A sequel in the truest sense, Portal 2 expands on and refines the tenets of its predecessor rather than starting from scratch. While all of Portal's mechanics remain in place, Portal 2 wastes less time acclimating players to the basics, instead gently but efficiently easing them into the unique gameplay--a singular fusion of FPS and adventure game which requests sharp reflexes and sharper wits--before introducing a bevy of giddy new toys. From Aerial Faith Plates to laser Redirection Cubes to tractor beams of swirling asbestos, Portal 2 doesn't skimp on new elements and their thought-provoking, sometimes thrilling applications.

While chase sequences and slightly more organic exploration sections have been added to the mix, the meat of Portal 2 is still furthering the cause of science through a number of deliciously head-scratching test chambers. The new tools introduced in Portal 2 often make for a more dynamic and flavorful experience. I had a lot of fun with the Hard Light Bridges, especially during the first trial of Chapter 4, when I used a vertical Hard Light Bridge in conjunction with my portal gun as an impromptu mobile shield against turret fire. Laser redirection, while not as physically stimulating as momentum puzzles and the like, offers a return to the first Portal's oftentimes more ponderous, patient style. Excursion Funnels, Aerial Faith Plates, and Repulsion Gel lend the game a delightfully gravity-defying verticality.

What is Repulsion Gel, you ask? Why, only one-third of Portal 2's most impressive new gameplay feature: paint! Once again, the vigilant talent-harvesters at Valve absorbed a student team to work on the Portal series; this time it was the young wizards responsible for fellow first-person puzzler Tag: The Power of Paint, a game itself inspired by Portal in which players manipulate paints that affect the physical properties of the surfaces they are applied to. Their expertise produced Portal 2's Repulsion, Propulsion, and Conversion gels. Blue Repulsion Gel is for bouncing, orange Propulsion Gel for gaining speed, and white Conversion Gel for creating portals on previously inert surfaces. The Conversion gel puzzles are particularly gleeful, but nothing beats the intricate, kinetic harmony of those puzzles which task you with employing the three gels in concert.

The previously mentioned chase sequences and organic exploration sections serve to break what could have been the monotony of a series of compact, precise, walled-in test chambers (keep in mind that Portal 2, at about 9 hours, is three times the length of the original). The forward-charging immediacy of the chase sequences counters the methodical experimenting done in the trials composed by GLaDOS and Cave Johnson, while the slower-paced moments outside the test chambers allow players to stare deep into the bowels of Aperture Science and provide some memorable set-pieces (flying through the giant Aperture sign at the beginning of the Cave Johnson section was a blast).

Of course, perhaps the most widely lauded ingredient of the Portal concoction is its writing and acting. You already know that Portal 2 has one of the best scripts and some of the best performances in video games.

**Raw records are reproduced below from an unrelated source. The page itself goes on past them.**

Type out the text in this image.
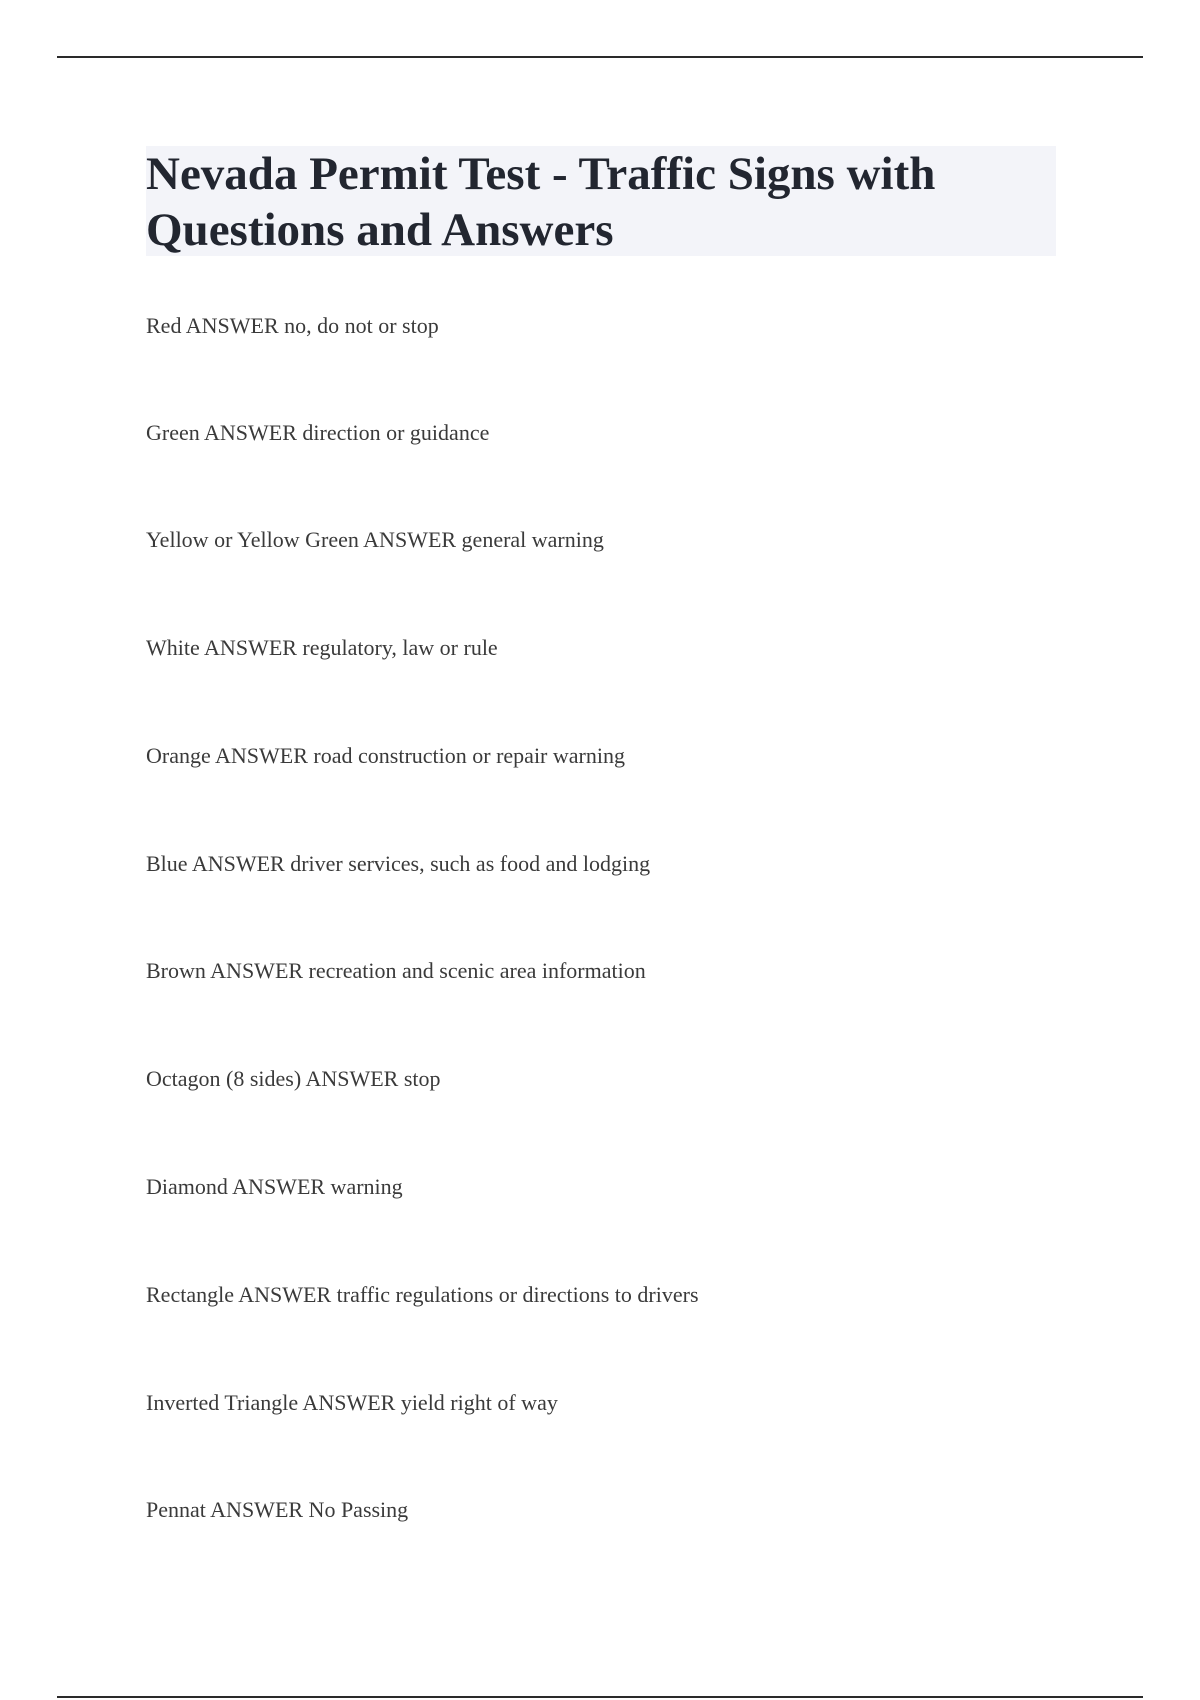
Nevada Permit Test - Traffic Signs with Questions and Answers
Red ANSWER no, do not or stop
Green ANSWER direction or guidance
Yellow or Yellow Green ANSWER general warning
White ANSWER regulatory, law or rule
Orange ANSWER road construction or repair warning
Blue ANSWER driver services, such as food and lodging
Brown ANSWER recreation and scenic area information
Octagon (8 sides) ANSWER stop
Diamond ANSWER warning
Rectangle ANSWER traffic regulations or directions to drivers
Inverted Triangle ANSWER yield right of way
Pennat ANSWER No Passing
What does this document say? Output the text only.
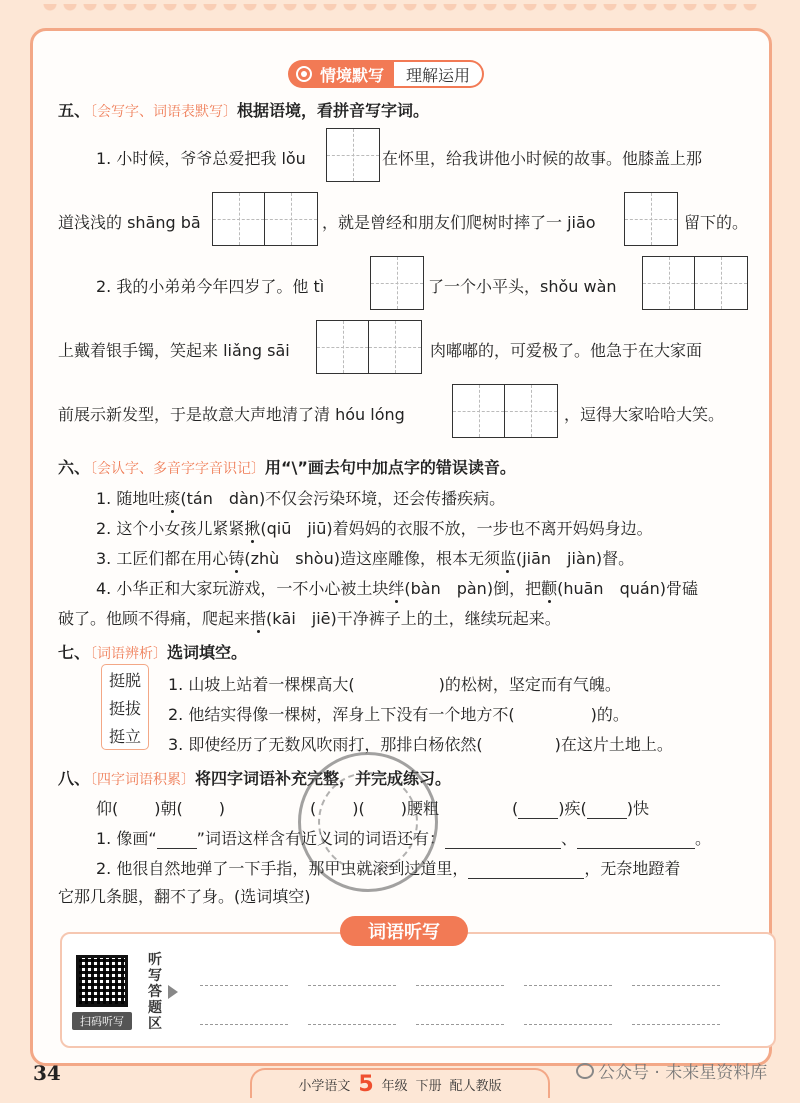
情境默写	理解运用
五、〔会写字、词语表默写〕根据语境，看拼音写字词。
1. 小时候，爷爷总爱把我 lǒu	在怀里，给我讲他小时候的故事。他膝盖上那
道浅浅的 shāng bā	，就是曾经和朋友们爬树时摔了一 jiāo	留下的。
2. 我的小弟弟今年四岁了。他 tì	了一个小平头，shǒu wàn
上戴着银手镯，笑起来 liǎng sāi	肉嘟嘟的，可爱极了。他急于在大家面
前展示新发型，于是故意大声地清了清 hóu lóng	，逗得大家哈哈大笑。
六、〔会认字、多音字字音识记〕用“\”画去句中加点字的错误读音。
1. 随地吐痰(tán　dàn)不仅会污染环境，还会传播疾病。
2. 这个小女孩儿紧紧揪(qiū　jiū)着妈妈的衣服不放，一步也不离开妈妈身边。
3. 工匠们都在用心铸(zhù　shòu)造这座雕像，根本无须监(jiān　jiàn)督。
4. 小华正和大家玩游戏，一不小心被土块绊(bàn　pàn)倒，把颧(huān　quán)骨磕
破了。他顾不得痛，爬起来揩(kāi　jiē)干净裤子上的土，继续玩起来。
七、〔词语辨析〕选词填空。
挺脱
挺拔
挺立
1. 山坡上站着一棵棵高大(	)的松树，坚定而有气魄。
2. 他结实得像一棵树，浑身上下没有一个地方不(	)的。
3. 即使经历了无数风吹雨打，那排白杨依然(	)在这片土地上。
八、〔四字词语积累〕将四字词语补充完整，并完成练习。
仰( )朝( )	( )( )腰粗	(	)疾(	)快
1. 像画“	”词语这样含有近义词的词语还有：	、	。
2. 他很自然地弹了一下手指，那甲虫就滚到过道里，	，无奈地蹬着
它那几条腿，翻不了身。(选词填空)
词语听写
扫码听写
听
写
答
题
区
34
小学语文 5 年级 下册 配人教版
公众号 · 未来星资料库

Stephen Merchant's bumbling, neurotic naturalism as the moronic personality core Wheatley, Ellen McClain's subtle humanizing of a malevolent AI bitch, and J.K. Simmons' turn as increasingly frustrated Howard Hughes-type American innovator Cave Johnson; these three characters offer Portal 2 more personality than most entertainment properties could ever hope to muster. My friends, we have us a true video game comedy here.

Now that we've gotten the basics out of the way, I can go into specifics on my overall thoughts and impressions (sans co-op) of what seems to be 2011's top candidate for Game of the Year. To start, I think Portal 2 is generally a superb game; Valve's almost freakish craftsmanship shines through in nearly every aspect of the production, from its smooth, propulsive energy to its satisfying, comfortable challenge to its appealing, almost Pixar-like presentation. In fact, Valve really does seem (to use one of those stupid "the ___ of ___" analogies) to be the Pixar of video games in many ways, and their latest effort all but confirms that. Their work is polished, charming, and just about peerless; everyone wants to work for them, but only the best get in.

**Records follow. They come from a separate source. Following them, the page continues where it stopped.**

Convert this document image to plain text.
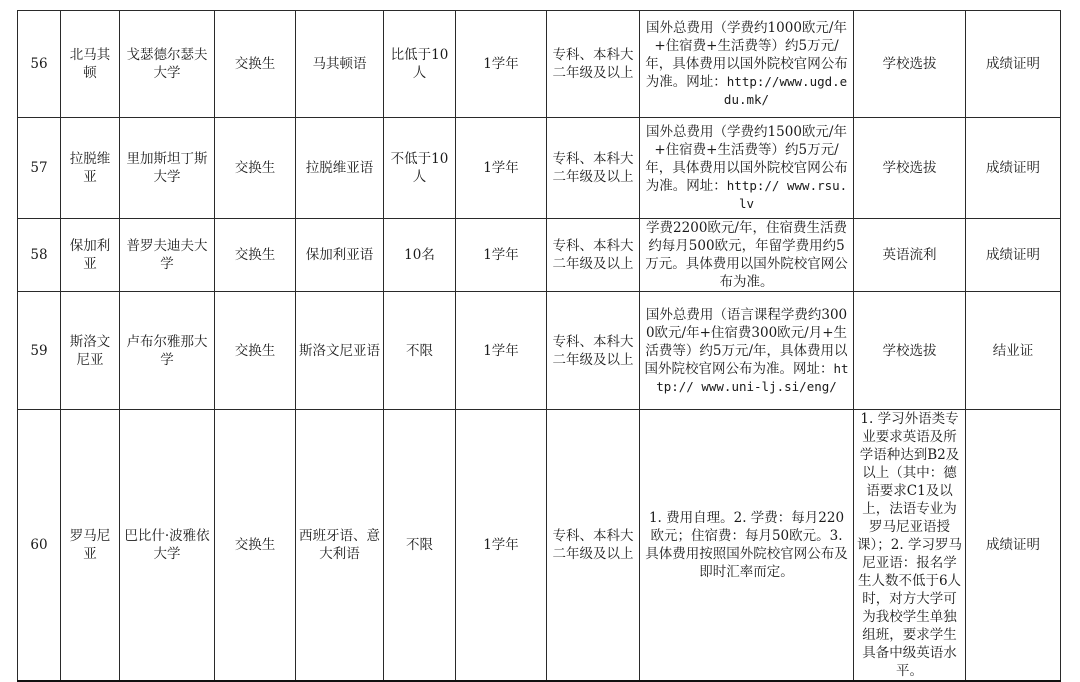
56	北马其顿	戈瑟德尔瑟夫大学	交换生	马其顿语	比低于10人	1学年	专科、本科大二年级及以上	国外总费用（学费约1000欧元/年+住宿费+生活费等）约5万元/年，具体费用以国外院校官网公布为准。网址：http://www.ugd.edu.mk/	学校选拔	成绩证明
57	拉脱维亚	里加斯坦丁斯大学	交换生	拉脱维亚语	不低于10人	1学年	专科、本科大二年级及以上	国外总费用（学费约1500欧元/年+住宿费+生活费等）约5万元/年，具体费用以国外院校官网公布为准。网址：http:// www.rsu.lv	学校选拔	成绩证明
58	保加利亚	普罗夫迪夫大学	交换生	保加利亚语	10名	1学年	专科、本科大二年级及以上	学费2200欧元/年，住宿费生活费约每月500欧元，年留学费用约5万元。具体费用以国外院校官网公布为准。	英语流利	成绩证明
59	斯洛文尼亚	卢布尔雅那大学	交换生	斯洛文尼亚语	不限	1学年	专科、本科大二年级及以上	国外总费用（语言课程学费约3000欧元/年+住宿费300欧元/月+生活费等）约5万元/年，具体费用以国外院校官网公布为准。网址：http:// www.uni-lj.si/eng/	学校选拔	结业证
60	罗马尼亚	巴比什·波雅依大学	交换生	西班牙语、意大利语	不限	1学年	专科、本科大二年级及以上	1. 费用自理。2. 学费：每月220欧元；住宿费：每月50欧元。3. 具体费用按照国外院校官网公布及即时汇率而定。	1. 学习外语类专业要求英语及所学语种达到B2及以上（其中：德语要求C1及以上，法语专业为罗马尼亚语授课）；2. 学习罗马尼亚语：报名学生人数不低于6人时，对方大学可为我校学生单独组班，要求学生具备中级英语水平。	成绩证明
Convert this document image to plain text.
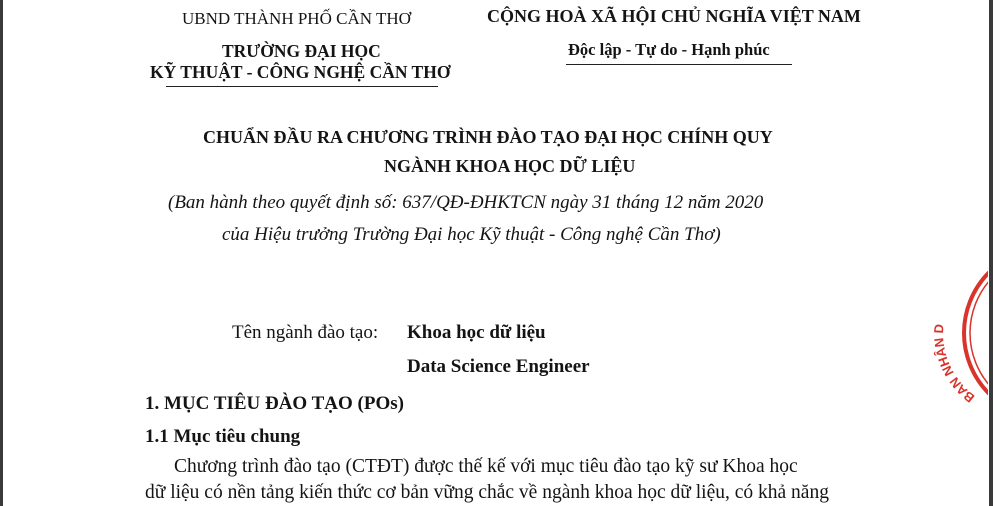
UBND THÀNH PHỐ CẦN THƠ
TRƯỜNG ĐẠI HỌC
KỸ THUẬT - CÔNG NGHỆ CẦN THƠ
CỘNG HOÀ XÃ HỘI CHỦ NGHĨA VIỆT NAM
Độc lập - Tự do - Hạnh phúc
CHUẨN ĐẦU RA CHƯƠNG TRÌNH ĐÀO TẠO ĐẠI HỌC CHÍNH QUY
NGÀNH KHOA HỌC DỮ LIỆU
(Ban hành theo quyết định số: 637/QĐ-ĐHKTCN ngày 31 tháng 12 năm 2020
của Hiệu trưởng Trường Đại học Kỹ thuật - Công nghệ Cần Thơ)
Tên ngành đào tạo: Khoa học dữ liệu
Data Science Engineer
1. MỤC TIÊU ĐÀO TẠO (POs)
1.1 Mục tiêu chung
Chương trình đào tạo (CTĐT) được thế kế với mục tiêu đào tạo kỹ sư Khoa học
dữ liệu có nền tảng kiến thức cơ bản vững chắc về ngành khoa học dữ liệu, có khả năng
BAN NHÂN D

Like I said though, it's not often that I find myself scratching my chin and pacing about the room trying to determine my own opinion of a game. You see, if Portal 2 has a problem, it's the original Portal. Prior to Portal 2's release, many, including myself, worried and wondered about how Valve could follow up a game as lean, novel, and just about perfect as Portal. If any game never needed a sequel, it was Portal. After reading Game Informer's cover story, my fears were assuaged; "Okay," I thought. "These guys know what they're doing. They're not reusing any jokes, it's a more robust production, and hey, it's Valve. They made Half-Life 2. I trust them." Upon release, critics were happy to claim that not only is Portal 2 a worthwhile sequel, but a better game in every respect; some even calling it, to quote Jim Sterling's Destructoid review, "one of the most fantastic experiences ever presented as a piece of software." High praise indeed, but it certainly helped get me excited to play Valve's latest offering. And now for the weird, surprising truth: I was disappointed.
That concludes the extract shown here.